Louardi sous pression

Ce projet de loi n’est pas la proposition de notre parti, ni du ministre de la Santé, ce texte nous dépasse », reconnait, impuissant, un ministre membre de l’actuelle équipe gouvernementale. Il s’exprimait lors d’une rencontre, tenue au Parlement en décembre dernier, avec les syndicats opposés au projet d’ouverture des capitaux des structures de soins privées aux investisseurs non médecins. « Suite à cet aveu de faiblesse des politiques, j’avais compris que les porteurs de projet ont les reins solides », nous confie un syndicaliste qui a assisté à cette rencontre. Sur les 113 articles du projet de loi 131-13 relatif à l’exercice de la médecine qui remplacera la loi 10-94, seul le volet dédié à la libéralisation de la médecine crée des remous. La polémique vigoureuse suscitée à ce sujet dure depuis plus de cinq ans.

Genèse d’un projet

Eté 2009, la scène se déroule dans un grand hôtel casablancais. Une des stars de la médecine au Maroc, bien introduite dans les arcanes économiques, rencontre un syndicaliste chevronné du secteur médical. Les deux médecins discutent de ce fameux projet. « Cette loi est une nécessité pour le Maroc », insiste le médecin, VRP des milieux économiques. Ce dernier regrette que Mohamed Cheikh Biadiallah n’ait pas passé ce projet du temps où il était ministre de la Santé (2002- 2007).
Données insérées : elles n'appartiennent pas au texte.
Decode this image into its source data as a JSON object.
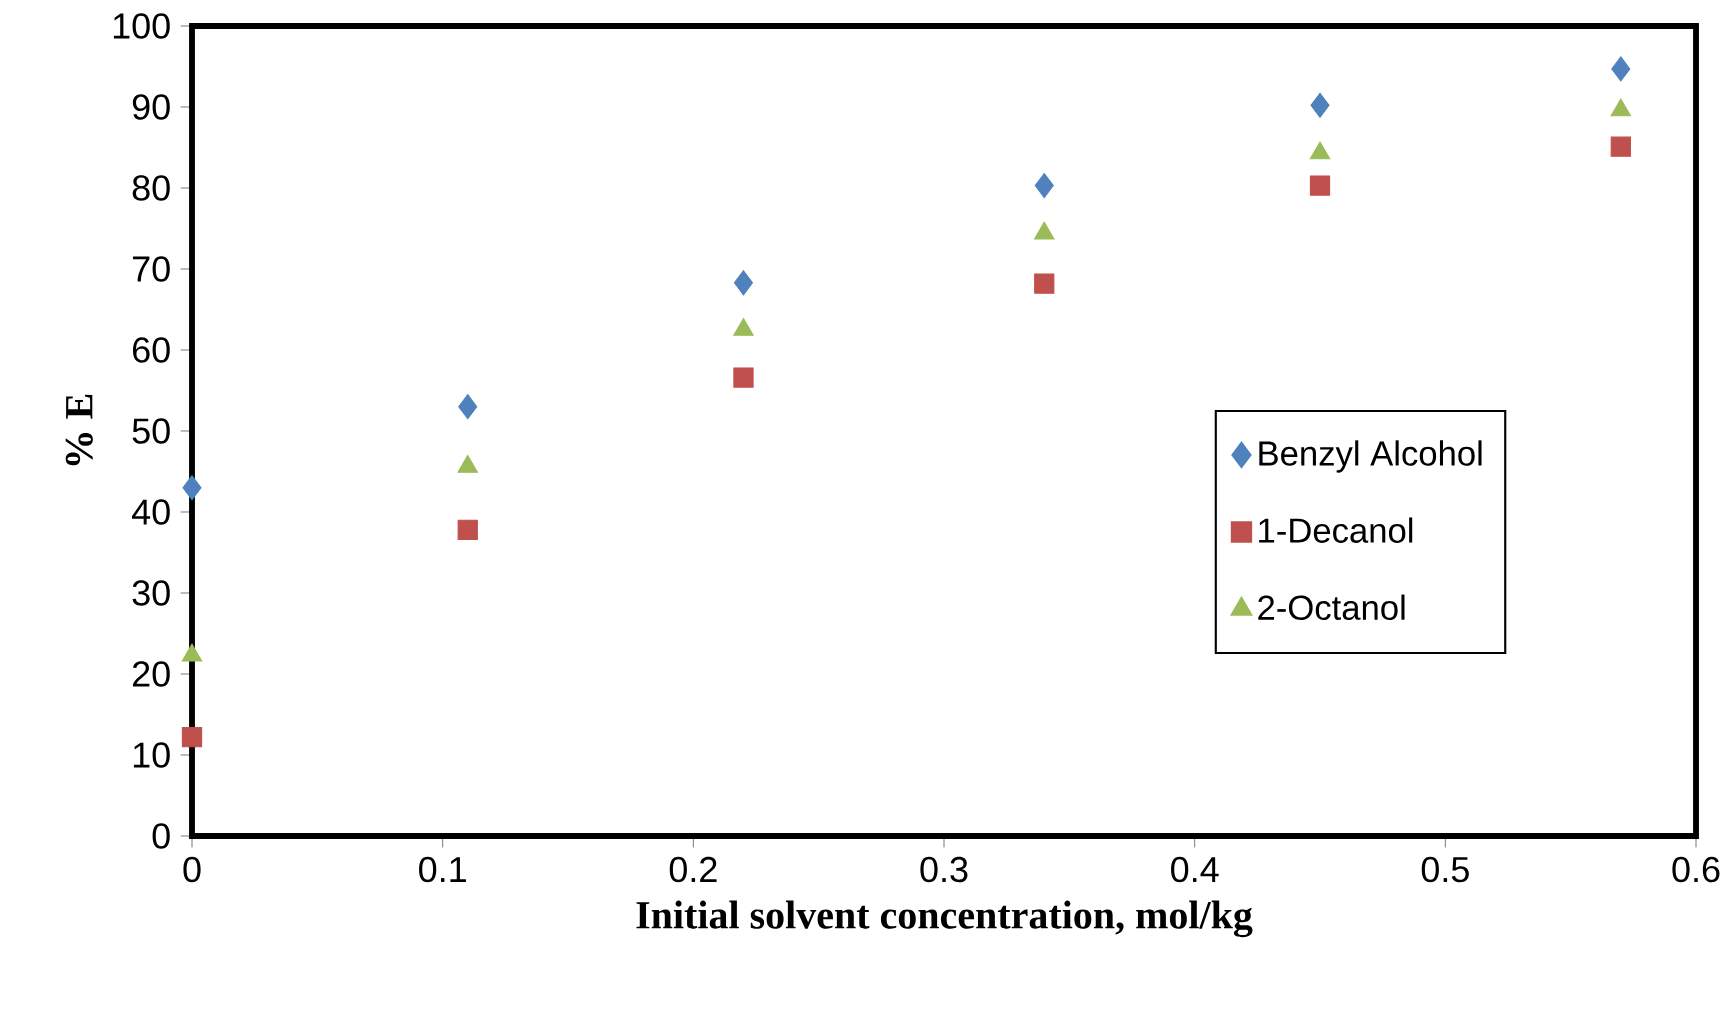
{
  "chart_data": {
    "type": "scatter",
    "xlabel": "Initial solvent concentration, mol/kg",
    "ylabel": "% E",
    "x": [
      0,
      0.11,
      0.22,
      0.34,
      0.45,
      0.57
    ],
    "series": [
      {
        "name": "Benzyl Alcohol",
        "color": "#4f81bd",
        "marker": "diamond",
        "values": [
          43,
          53,
          68.3,
          80.3,
          90.2,
          94.7
        ]
      },
      {
        "name": "1-Decanol",
        "color": "#c0504d",
        "marker": "square",
        "values": [
          12.2,
          37.8,
          56.6,
          68.2,
          80.3,
          85.1
        ]
      },
      {
        "name": "2-Octanol",
        "color": "#9bbb59",
        "marker": "triangle",
        "values": [
          22.3,
          45.6,
          62.5,
          74.4,
          84.3,
          89.6
        ]
      }
    ],
    "xlim": [
      0,
      0.6
    ],
    "ylim": [
      0,
      100
    ],
    "xticks": [
      0,
      0.1,
      0.2,
      0.3,
      0.4,
      0.5,
      0.6
    ],
    "yticks": [
      0,
      10,
      20,
      30,
      40,
      50,
      60,
      70,
      80,
      90,
      100
    ],
    "legend": "right"
  }
}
Il confie que tous ses espoirs reposent sur Yasmina Baddou. « Les lobbys recommandent à la ministre de faire de ce dossier sa priorité », raconte notre source. En 2010, Baddou se lance dans cette bataille. En riposte, un front commun est constitué contre elle. À la demande du médecin-lobbyiste, la ministre de la Santé ouvre le dialogue avec les syndicats. Résultat, des amendements sont apportés à la première version du texte. Sauf que les vents du printemps arabes vont souffler sur la région. Ils emporteront ce projet de texte et le gouvernement El Fassi avec. « Baddou ne maîtrisait pas son sujet. Elle n’était pas convaincue du bien fondé du projet », rappelle un médecin qui assisté aux négociations avec la ministre.

Le projet est-il réellement une priorité ?

Quatre ans après, la Santé au Maroc tient ses Assises à Marrakech. El Houssaine Louardi, le nouveau et dynamique ministre de la Santé, veut donner un nouveau souffle à ce secteur. Le Livre blanc présenté, en juillet 2013, lors de la 2e conférence sur la Santé n’aborde pas cette épineuse question de la « libéralisation » de la médecine. « S’il y avait un lieu propice pour débattre de ce projet, c’était bien cette conférence. Sauf que le ministre a choisi de faire l’impasse sur ce débat », note Dr Abdelmalek El Hannaoui, Secrétaire général du Syndicat indépendant des médecins du secteur public (SIMSP). Novembre 2013, le projet est sorti de nouveau des tiroirs de la Direction de la réglementation du ministère. En parallèle avec la « bataille » pour baisser les prix des médicaments, Pr Louardi ouvre un nouveau front avec les médecins cette fois-ci. Des consultations sont lancées pour recueillir les remarques des partenaires sociaux sur la nouvelle version de ce texte. Des syndicats s’élèvent contre la démarche du ministère qu’ils boycottent. D’autres préfèrent dialoguer avec Louardi. Le SIMSP émet trois remarques. « Il faut revoir les priorités du ministère. La mise à niveau de l’hôpital public et des CHU doit passer en premier, étant la colonne vertébrale de toute réforme de la Santé au Maroc », exige Hannaoui. Avec d’autres représentants des fonctionnaires du secteur, il demande la sortie des décrets d’application de la loi relative au système de santé et à l'offre de soins ainsi que les décrets nécessaires pour la mise en oeuvre de la carte sanitaire. « Sans ces deux textes, aucune planification ni répartition des structures de soins ne sont possibles », souligne Hannaoui. Tous les syndicats et organisations professionnelles contactés s’accordent à confirmer que l’introduction de ce projet de loi dans le circuit législatif à cinq semaines des élections de l’Ordre National des médecins (ONM) n’est pas opportune. Pour eux, c’est là une manière de détourner l’attention des professionnels de la Santé sur cette réforme stratégique. Entre temps, la redistribution des cartes est en marche…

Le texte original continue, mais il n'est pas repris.